I bought a nice new refrigerator from Lowe’s.

****************

I get tired of what I call my “cooking,” in fairness, more accurately described as “microwaving,” with the exception of an occasional “dump soup,” so I eat lunch in restaurants a lot, especially since the pandemic seems to have subsided (fingers crossed).

I love it when I want a refill of my iced tea, and the waiter or waitress walks by my table several times without so much as a glance at me or my glass.

**************** 

Failing to make eye contact is not the only way to avoid giving people your undivided attention.

At my age, I see a lot of doctors.

While some also talk to less cheap computer screens, many employ a slightly different tactic: conversational domination.

I read somewhere that the typical doctor interrupts a patient less than a minute after beginning a consultation.

I have chronic back pain.

For those lucky enough to avoid the orthopedic world of pain doctors and surgeons, I can share my experience briefly:

There is no pill they can give you that alleviates the pain and does not come with potentially adverse side effects.

You can’t beat the system, but if you play your cards well, you can improve your chances of some dreaded ulcer in your kidneys or other horrors brought to us by the wonders of modern medicine.

If these guys cannot come up with a pill to relieve back pain, do we really expect them to cure cancer?

I went to a pain doctor, recommended by several other doctors, seeking advice on the optimum use of current medications.

He burst into the spacious room for undersized patients and began to deliver a TED talk about back problems.

He was like a narcissist on Adderall.

After ten or fifteen minutes, I asked, “Do you want to know why I am here?”

****************

Then we have the group who cannot resist their phones.

I referred a woman to a therapist.

One day she was in a session with him, his cell phone rang, and he took the call. 

She fired him on the spot.

How many lunches have I sat through with people who interrupted the flow of our conversation numerous times by taking what were clearly non-emergency calls?

****************

I once had a friend.

When I went to his office, if his phone rang, he took every call, leaving me on indefinite hold while he ignored me.

If I called him on the phone (this was back in the days of landlines and “call waiting”) and received another call, it was the same deal.

One day, I got enough.

We haven’t spoken in years.

****************

This is not that hard!

People want your undivided attention, if only so they get to their naps on time.

Anyone who does not understand the importance of “undivided attention” never had a small child or a hungry cat.

If you are in a face-to-face meeting with me, make eye contact; otherwise, I worry that I may look like a Minotaur.

****************

In addition to eye contact failures, conversation dominators, phone junkies, and intentionally negligent restaurant personnel, in future installments, I will explore more comments and tips about better connecting, including:

·     Enunciating.

·     Speaking slowly in brief sentences.

·     Explicating technical terms.

·     Repeating yourself.

·     Repeating yourself (yes, that was intentional!)

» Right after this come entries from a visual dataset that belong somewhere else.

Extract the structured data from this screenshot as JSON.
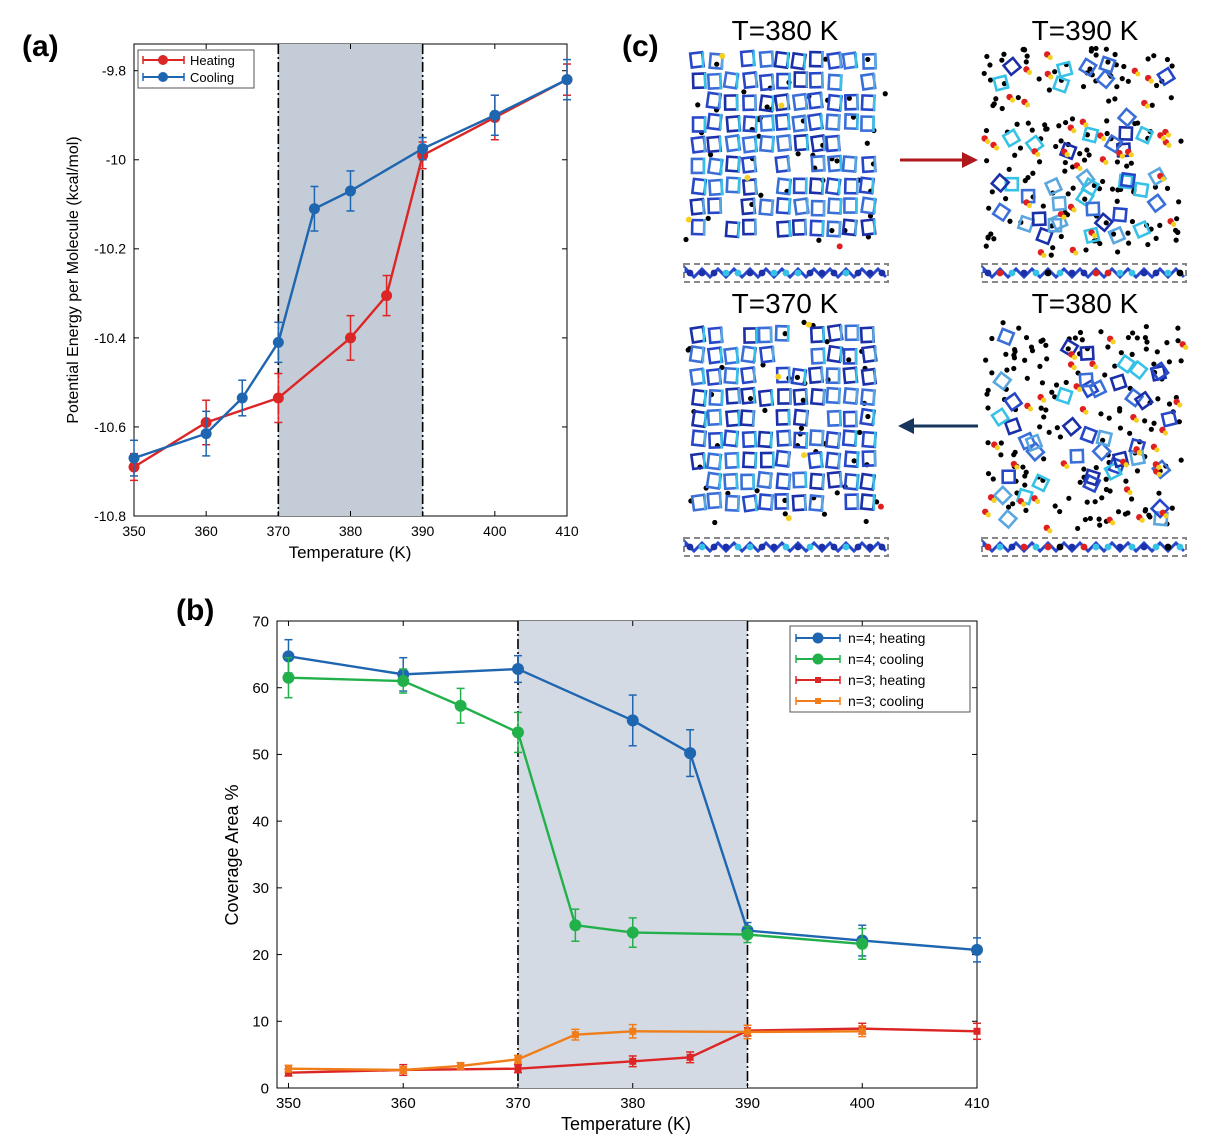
{
  "panel_labels": {
    "a": "(a)",
    "b": "(b)",
    "c": "(c)"
  },
  "colors": {
    "heating_a": "#dc2626",
    "cooling_a": "#1f66b0",
    "n4_heating": "#1f66b0",
    "n4_cooling": "#22b04a",
    "n3_heating": "#dc2626",
    "n3_cooling": "#f07d1a",
    "shade": "#c3ccd7",
    "arrow_heat": "#b0191b",
    "arrow_cool": "#17365d"
  },
  "chart_data": [
    {
      "id": "a",
      "type": "line",
      "xlabel": "Temperature (K)",
      "ylabel": "Potential Energy per Molecule (kcal/mol)",
      "xlim": [
        350,
        410
      ],
      "ylim": [
        -10.8,
        -9.74
      ],
      "xticks": [
        350,
        360,
        370,
        380,
        390,
        400,
        410
      ],
      "xtick_labels": [
        "350",
        "360",
        "370",
        "380",
        "390",
        "400",
        "410"
      ],
      "yticks": [
        -10.8,
        -10.6,
        -10.4,
        -10.2,
        -10.0,
        -9.8
      ],
      "ytick_labels": [
        "-10.8",
        "-10.6",
        "-10.4",
        "-10.2",
        "-10",
        "-9.8"
      ],
      "shaded_region": [
        370,
        390
      ],
      "legend": "top-left",
      "series": [
        {
          "name": "Heating",
          "color": "#dc2626",
          "x": [
            350,
            360,
            370,
            380,
            385,
            390,
            400,
            410
          ],
          "y": [
            -10.69,
            -10.59,
            -10.535,
            -10.4,
            -10.305,
            -9.99,
            -9.905,
            -9.82
          ],
          "err": [
            0.03,
            0.05,
            0.055,
            0.05,
            0.045,
            0.03,
            0.05,
            0.035
          ]
        },
        {
          "name": "Cooling",
          "color": "#1f66b0",
          "x": [
            350,
            360,
            365,
            370,
            375,
            380,
            390,
            400,
            410
          ],
          "y": [
            -10.67,
            -10.615,
            -10.535,
            -10.41,
            -10.11,
            -10.07,
            -9.975,
            -9.9,
            -9.82
          ],
          "err": [
            0.04,
            0.05,
            0.04,
            0.045,
            0.05,
            0.045,
            0.025,
            0.045,
            0.045
          ]
        }
      ]
    },
    {
      "id": "b",
      "type": "line",
      "xlabel": "Temperature (K)",
      "ylabel": "Coverage Area %",
      "xlim": [
        349,
        410
      ],
      "ylim": [
        0,
        70
      ],
      "xticks": [
        350,
        360,
        370,
        380,
        390,
        400,
        410
      ],
      "xtick_labels": [
        "350",
        "360",
        "370",
        "380",
        "390",
        "400",
        "410"
      ],
      "yticks": [
        0,
        10,
        20,
        30,
        40,
        50,
        60,
        70
      ],
      "ytick_labels": [
        "0",
        "10",
        "20",
        "30",
        "40",
        "50",
        "60",
        "70"
      ],
      "shaded_region": [
        370,
        390
      ],
      "legend": "top-right",
      "series": [
        {
          "name": "n=4; heating",
          "color": "#1f66b0",
          "marker": "circle",
          "x": [
            350,
            360,
            370,
            380,
            385,
            390,
            400,
            410
          ],
          "y": [
            64.7,
            62.0,
            62.8,
            55.1,
            50.2,
            23.6,
            22.1,
            20.7
          ],
          "err": [
            2.5,
            2.5,
            2.0,
            3.8,
            3.5,
            1.2,
            2.3,
            1.8
          ]
        },
        {
          "name": "n=4; cooling",
          "color": "#22b04a",
          "marker": "circle",
          "x": [
            350,
            360,
            365,
            370,
            375,
            380,
            390,
            400
          ],
          "y": [
            61.5,
            61.0,
            57.3,
            53.3,
            24.4,
            23.3,
            23.0,
            21.6
          ],
          "err": [
            3.0,
            1.8,
            2.6,
            3.0,
            2.4,
            2.2,
            1.2,
            2.3
          ]
        },
        {
          "name": "n=3; heating",
          "color": "#dc2626",
          "marker": "square",
          "x": [
            350,
            360,
            370,
            380,
            385,
            390,
            400,
            410
          ],
          "y": [
            2.3,
            2.7,
            2.9,
            4.0,
            4.6,
            8.6,
            8.9,
            8.5
          ],
          "err": [
            0.5,
            0.8,
            0.6,
            0.8,
            0.8,
            0.8,
            0.8,
            1.2
          ]
        },
        {
          "name": "n=3; cooling",
          "color": "#f07d1a",
          "marker": "square",
          "x": [
            350,
            360,
            365,
            370,
            375,
            380,
            390,
            400
          ],
          "y": [
            2.9,
            2.7,
            3.3,
            4.3,
            8.0,
            8.5,
            8.4,
            8.5
          ],
          "err": [
            0.5,
            0.5,
            0.5,
            0.6,
            0.8,
            1.0,
            1.0,
            0.8
          ]
        }
      ]
    }
  ],
  "snapshots": [
    {
      "id": "heat-before",
      "title": "T=380 K",
      "state": "ordered"
    },
    {
      "id": "heat-after",
      "title": "T=390 K",
      "state": "disordered"
    },
    {
      "id": "cool-after",
      "title": "T=370 K",
      "state": "ordered"
    },
    {
      "id": "cool-before",
      "title": "T=380 K",
      "state": "disordered"
    }
  ]
}
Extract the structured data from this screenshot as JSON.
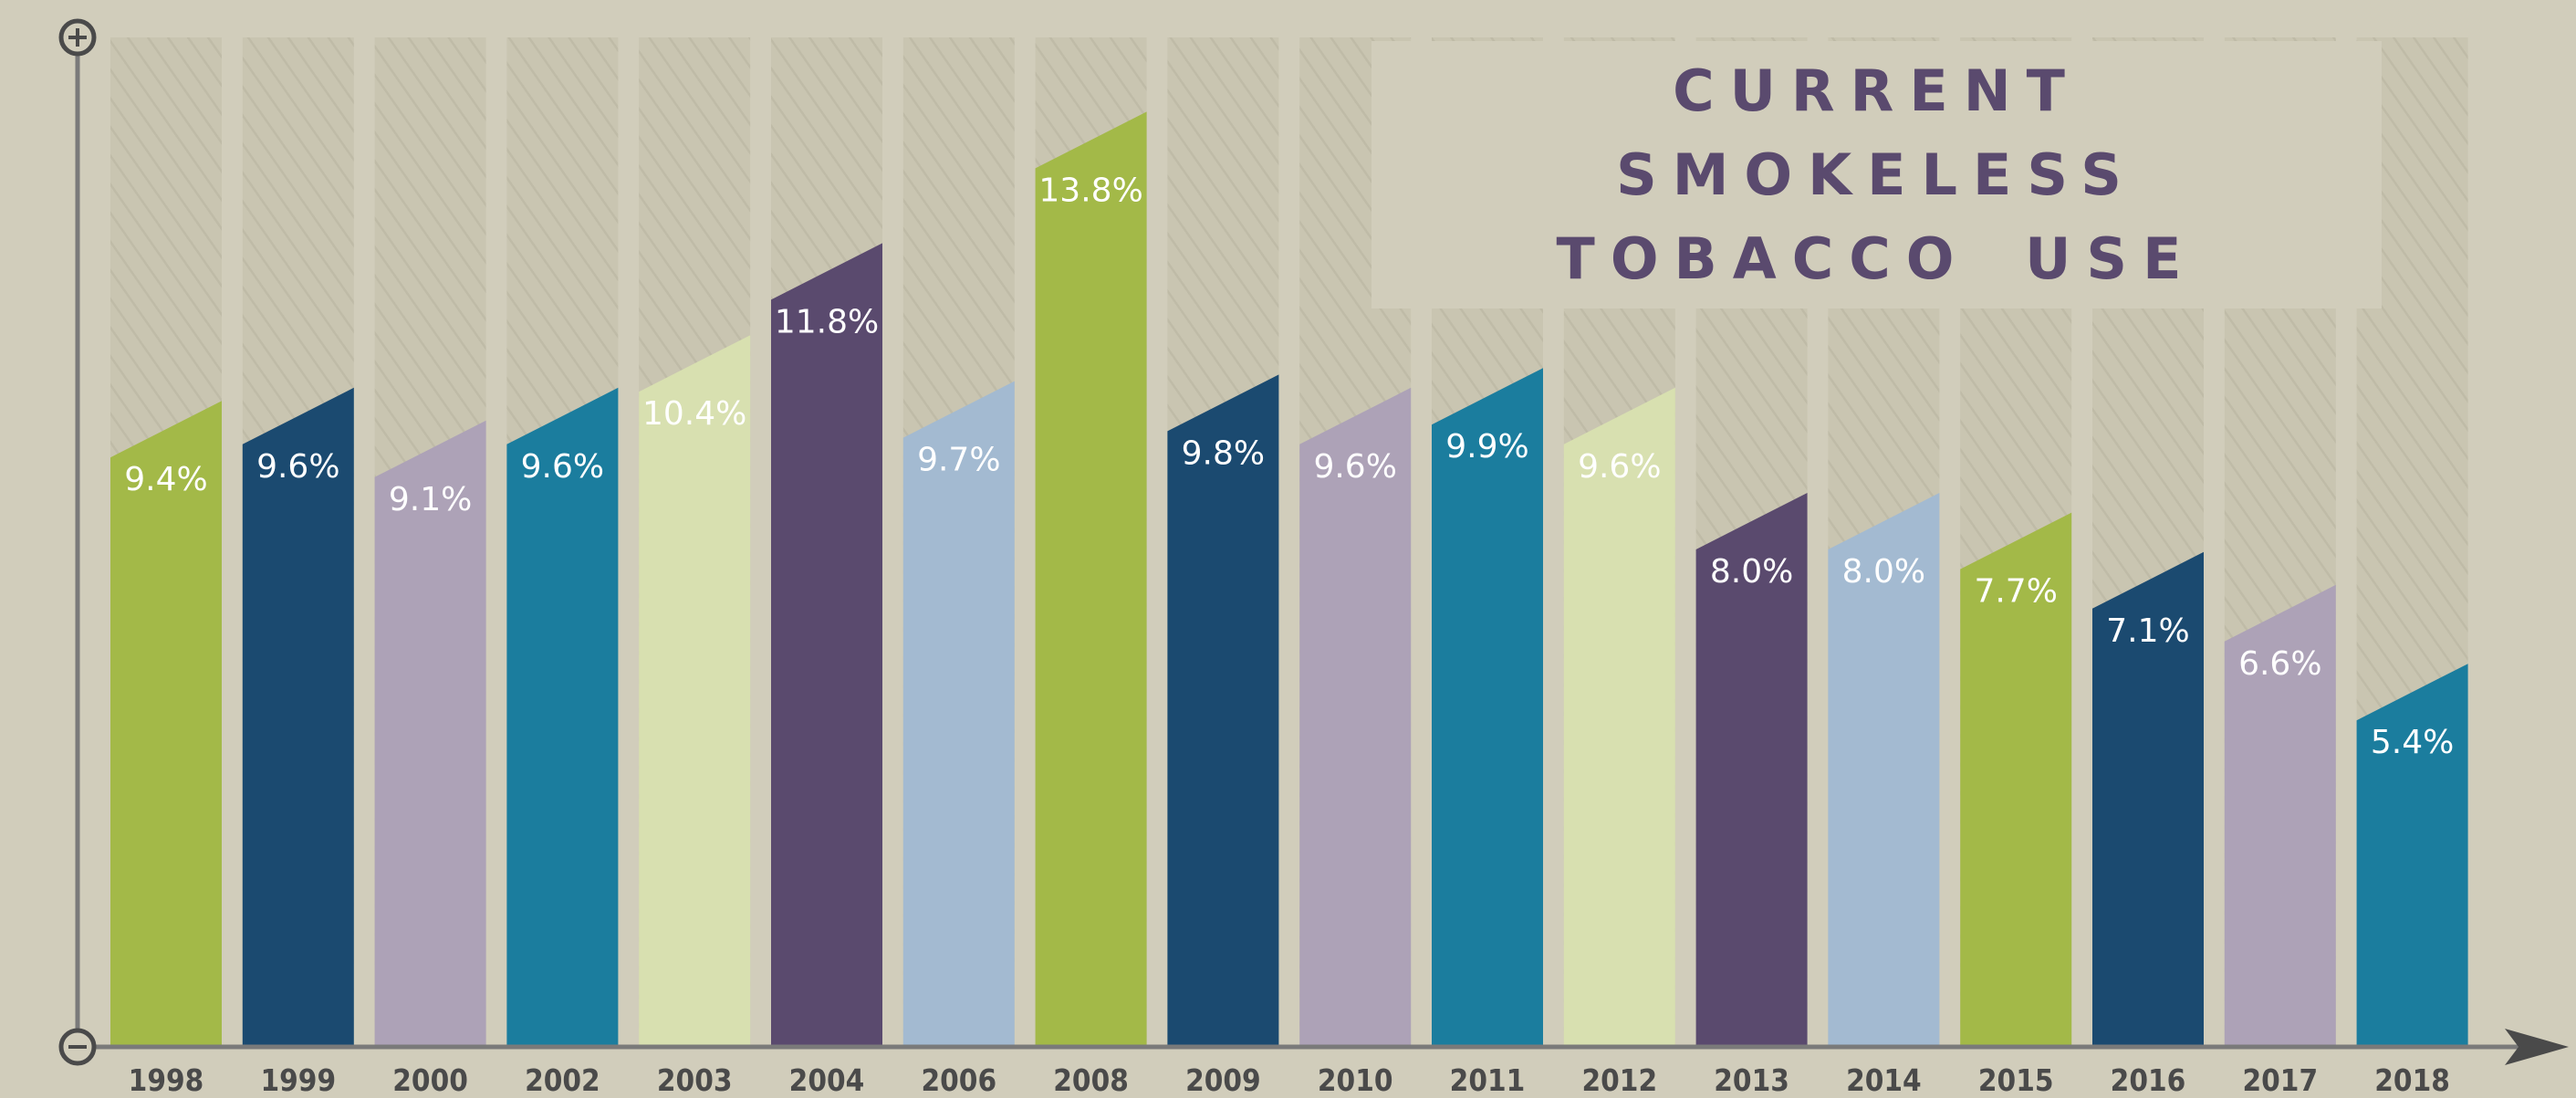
{
  "chart_data": {
    "type": "bar",
    "title": "CURRENT SMOKELESS TOBACCO USE",
    "categories": [
      "1998",
      "1999",
      "2000",
      "2002",
      "2003",
      "2004",
      "2006",
      "2008",
      "2009",
      "2010",
      "2011",
      "2012",
      "2013",
      "2014",
      "2015",
      "2016",
      "2017",
      "2018"
    ],
    "values": [
      9.4,
      9.6,
      9.1,
      9.6,
      10.4,
      11.8,
      9.7,
      13.8,
      9.8,
      9.6,
      9.9,
      9.6,
      8.0,
      8.0,
      7.7,
      7.1,
      6.6,
      5.4
    ],
    "value_labels": [
      "9.4%",
      "9.6%",
      "9.1%",
      "9.6%",
      "10.4%",
      "11.8%",
      "9.7%",
      "13.8%",
      "9.8%",
      "9.6%",
      "9.9%",
      "9.6%",
      "8.0%",
      "8.0%",
      "7.7%",
      "7.1%",
      "6.6%",
      "5.4%"
    ],
    "colors": [
      "#a3b948",
      "#1b4a70",
      "#ada2b7",
      "#1b7d9e",
      "#d8e0b0",
      "#5a4a6e",
      "#a3bad1",
      "#a3b948",
      "#1b4a70",
      "#ada2b7",
      "#1b7d9e",
      "#d8e0b0",
      "#5a4a6e",
      "#a3bad1",
      "#a3b948",
      "#1b4a70",
      "#ada2b7",
      "#1b7d9e"
    ]
  }
}
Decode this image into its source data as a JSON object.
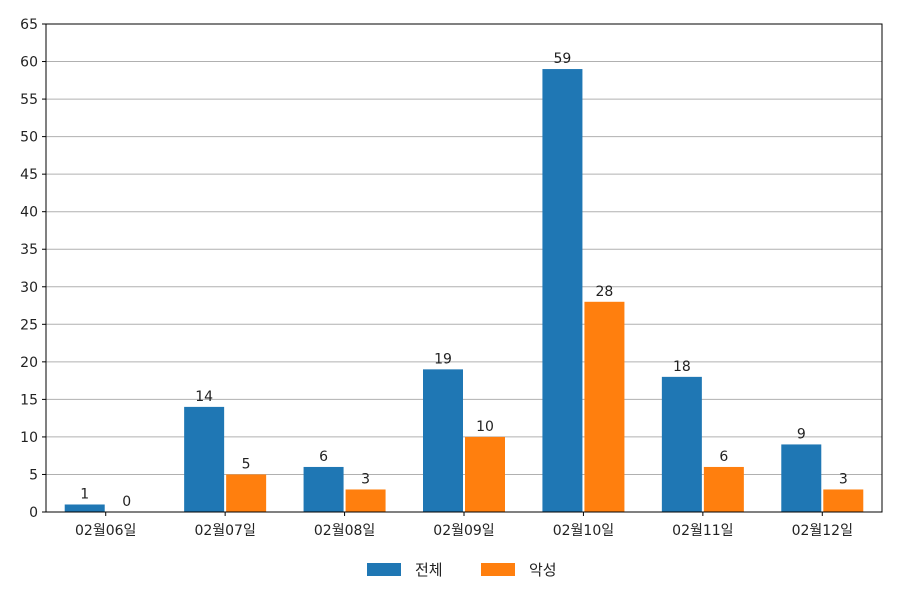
{
  "chart_data": {
    "type": "bar",
    "categories": [
      "02월06일",
      "02월07일",
      "02월08일",
      "02월09일",
      "02월10일",
      "02월11일",
      "02월12일"
    ],
    "series": [
      {
        "name": "전체",
        "color": "#1f77b4",
        "values": [
          1,
          14,
          6,
          19,
          59,
          18,
          9
        ]
      },
      {
        "name": "악성",
        "color": "#ff7f0e",
        "values": [
          0,
          5,
          3,
          10,
          28,
          6,
          3
        ]
      }
    ],
    "ylim": [
      0,
      65
    ],
    "yticks": [
      0,
      5,
      10,
      15,
      20,
      25,
      30,
      35,
      40,
      45,
      50,
      55,
      60,
      65
    ],
    "grid": "horizontal",
    "legend_position": "bottom-center",
    "data_labels": true
  }
}
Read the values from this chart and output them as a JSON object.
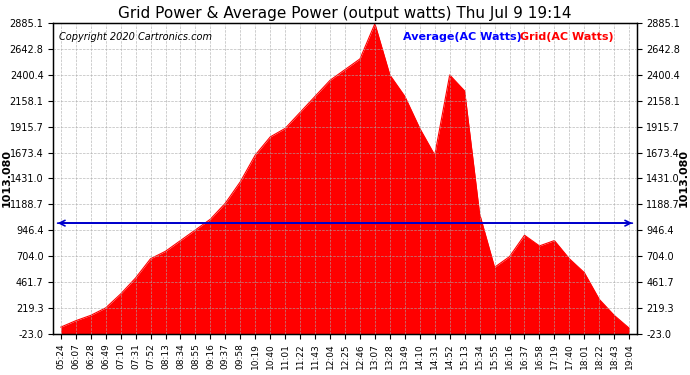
{
  "title": "Grid Power & Average Power (output watts) Thu Jul 9 19:14",
  "copyright": "Copyright 2020 Cartronics.com",
  "legend_avg": "Average(AC Watts)",
  "legend_grid": "Grid(AC Watts)",
  "avg_value": 1013.08,
  "left_label": "1013.080",
  "right_label": "1013.080",
  "ymin": -23.0,
  "ymax": 2885.1,
  "yticks": [
    -23.0,
    219.3,
    461.7,
    704.0,
    946.4,
    1188.7,
    1431.0,
    1673.4,
    1915.7,
    2158.1,
    2400.4,
    2642.8,
    2885.1
  ],
  "xtick_labels": [
    "05:24",
    "06:07",
    "06:28",
    "06:49",
    "07:10",
    "07:31",
    "07:52",
    "08:13",
    "08:34",
    "08:55",
    "09:16",
    "09:37",
    "09:58",
    "10:19",
    "10:40",
    "11:01",
    "11:22",
    "11:43",
    "12:04",
    "12:25",
    "12:46",
    "13:07",
    "13:28",
    "13:49",
    "14:10",
    "14:31",
    "14:52",
    "15:13",
    "15:34",
    "15:55",
    "16:16",
    "16:37",
    "16:58",
    "17:19",
    "17:40",
    "18:01",
    "18:22",
    "18:43",
    "19:04"
  ],
  "profile": [
    40,
    100,
    150,
    220,
    350,
    500,
    680,
    750,
    850,
    950,
    1050,
    1200,
    1400,
    1650,
    1820,
    1900,
    2050,
    2200,
    2350,
    2450,
    2550,
    2880,
    2400,
    2200,
    1900,
    1650,
    2400,
    2250,
    1100,
    600,
    700,
    900,
    800,
    850,
    680,
    550,
    300,
    150,
    30
  ],
  "fill_color": "#ff0000",
  "avg_line_color": "#0000cc",
  "grid_color": "#aaaaaa",
  "bg_color": "#ffffff",
  "title_color": "#000000",
  "copyright_color": "#000000",
  "legend_avg_color": "#0000ff",
  "legend_grid_color": "#ff0000"
}
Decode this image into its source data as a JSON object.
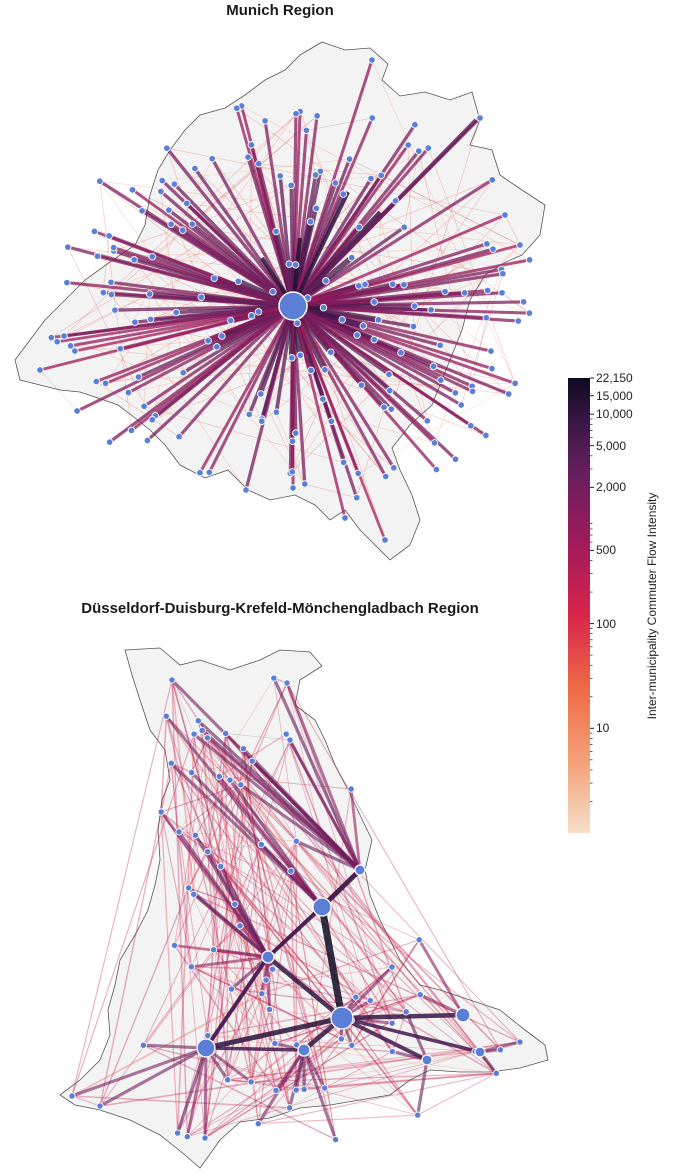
{
  "maps": [
    {
      "id": "munich",
      "title": "Munich Region",
      "hub": "Munich"
    },
    {
      "id": "ddkm",
      "title": "Düsseldorf-Duisburg-Krefeld-Mönchengladbach Region",
      "hubs": [
        "Düsseldorf",
        "Duisburg",
        "Krefeld",
        "Mönchengladbach"
      ]
    }
  ],
  "colorbar": {
    "title": "Inter-municipality Commuter Flow Intensity",
    "scale": "log",
    "min": 1,
    "max": 22150,
    "ticks": [
      {
        "value": 22150,
        "label": "22,150"
      },
      {
        "value": 15000,
        "label": "15,000"
      },
      {
        "value": 10000,
        "label": "10,000"
      },
      {
        "value": 5000,
        "label": "5,000"
      },
      {
        "value": 2000,
        "label": "2,000"
      },
      {
        "value": 500,
        "label": "500"
      },
      {
        "value": 100,
        "label": "100"
      },
      {
        "value": 10,
        "label": "10"
      }
    ],
    "colors": [
      "#f6dfcb",
      "#f4a37a",
      "#ef6a46",
      "#d8244a",
      "#a11a5b",
      "#6b1f5e",
      "#3b1748",
      "#0d0a20"
    ]
  },
  "styles": {
    "node_color": "#5b7fd6",
    "region_fill": "#f3f3f3",
    "border_color": "#555555"
  }
}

·     Looking for cues that the listener understands what you are trying to say.

·     Mirroring behavior (good story here).

Remember: a chasm lies between intent and understanding.

I’ll have more to say about this – after my nap!

Drilling Down 

·     Connecting with Self and Others: Miller, Wackman, Nunnally, and Miller (1992).

·     Face to Face: The Art of Human Connection by Brian Glazer (2019).

·     How to Know a Person: The Art of Seeing Others Deeply and Being Deeply Seen by David Brooks (2023).